An old photo – and out of context – but it felt appropriate.
I’ve been asking E. for a week now, what do I do with all these numbers?
Two years ago a colleague lost a baby in childbirth. It seemed to me like something that rarely happens now. It should be a scenario documented in a black-and-white photo.
But I learned than an average of 30 stillbirths a year is normal in this town. In any town this size, in this country. Statistically.
I thought if that had been a headline in the paper: 30 Stillborn in Stavanger this Year, it would have been terrifying news. Our realities are limited by what we put our attention on. And I suppose we pay attention day-to-day to what our hearts can hold comfortably.
So what do I do with all these numbers – these past two weeks when I have had too much time at the computer to jump between tabs and read the news too many times a day to count.
I know how many people are on a respirator at the local hospital today. I have no idea what that number means. I have no idea how many were on them in December. A year ago today. Or if that is even relevant.
I look at a map of Europe and we are dark orange where Italy is red. The chart below compares countries and numbers. People, percentages.
I have no idea what to do with these numbers – not intellectually – not emotionally. How do I hold these numbers?
It’s like grabbing at fish. With the same ambivalence about actually getting your hands around one.
What now? What do I do with this?
I have an odd habit of counting. I think it is a kind of self-soothing. A form of meditation. Sometimes I notice it on long runs. There’s no melody drifting through my mind then: just counting. It makes no sense and sometimes I actually wonder if if is a self-soothing technique I picked up from Sesame Street.
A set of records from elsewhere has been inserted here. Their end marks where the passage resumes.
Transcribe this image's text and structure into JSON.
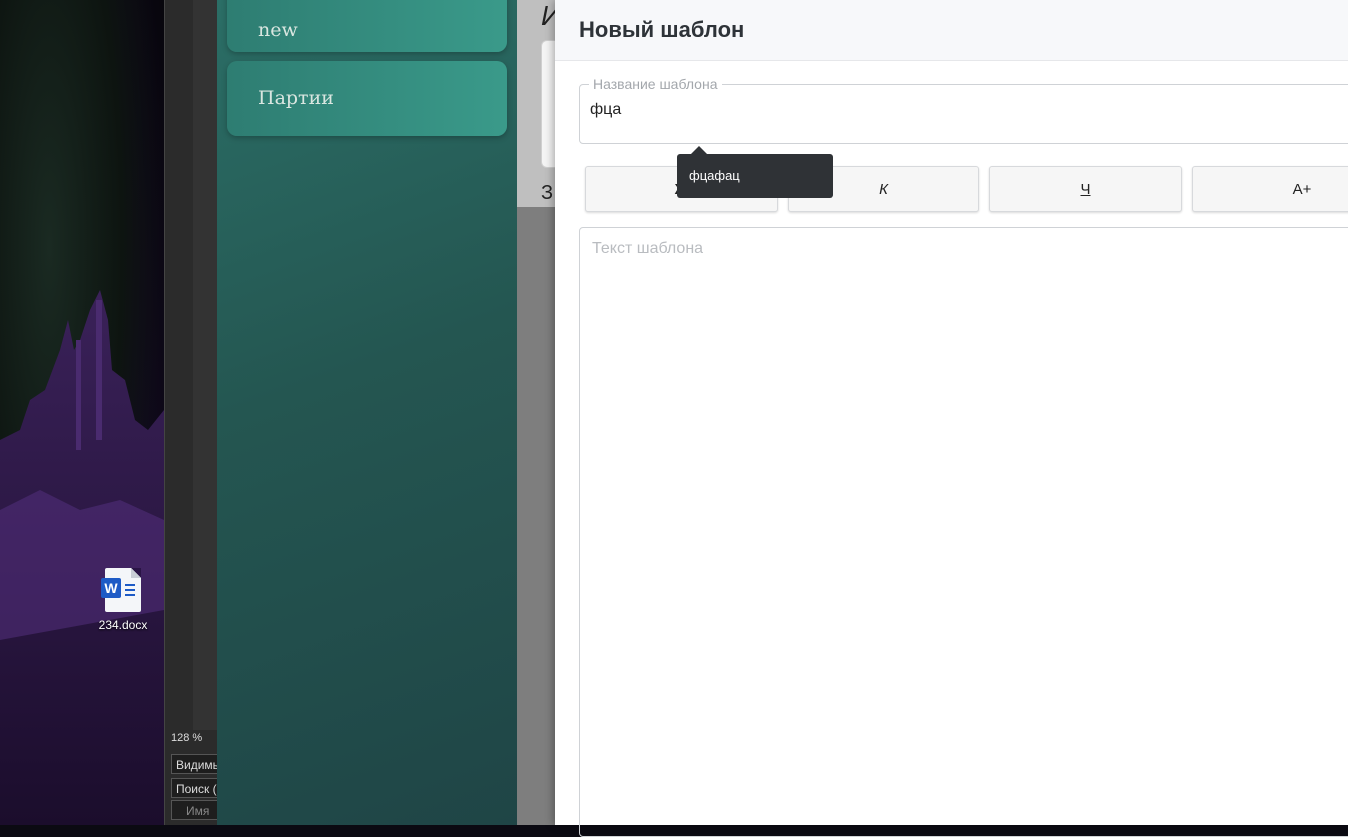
{
  "desktop": {
    "file": {
      "name": "234.docx",
      "icon": "word-doc-icon",
      "badge": "W"
    }
  },
  "app_strip": {
    "zoom": "128 %",
    "rows": [
      "Видимы",
      "Поиск (",
      "Имя"
    ]
  },
  "sidebar": {
    "items": [
      {
        "label": "new"
      },
      {
        "label": "Партии"
      }
    ]
  },
  "background_page": {
    "title_fragment": "И",
    "text_fragment": "З"
  },
  "modal": {
    "title": "Новый шаблон",
    "name_field": {
      "legend": "Название шаблона",
      "value": "фца"
    },
    "toolbar": {
      "buttons": [
        {
          "label": "Ж"
        },
        {
          "label": "К"
        },
        {
          "label": "Ч"
        },
        {
          "label": "A+"
        }
      ]
    },
    "text_field": {
      "placeholder": "Текст шаблона"
    }
  },
  "tooltip": {
    "text": "фцафац"
  },
  "colors": {
    "teal_sidebar": "#245651",
    "teal_card": "#2e7d72",
    "modal_header": "#f7f8fa",
    "tooltip_bg": "#2f3236"
  }
}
Today is day 14. Which would be the end of a standard quarantine period here, but of course not the end for any of us now: 19 more days teaching from home, and working from home. Many are not working.
In 19 days, we will know more.
Maybe begin a new countdown.
But those are the numbers for the what-if. The take-care. Days as manageable degrees of separation from the normal.
For her now, unable to come home to us – and so for us, as well – the countdown is on hold while she waits for the infection to run its course through her roommate’s body. She can count the meals she leaves outside her roommate’s bedroom door.
Then the counting begins again: 9 days without symptoms. Then, another 14 days of quarantine because they share an apartment.
Temporal degrees of separation.
What do we do with this time now, counting backwards before we can start again?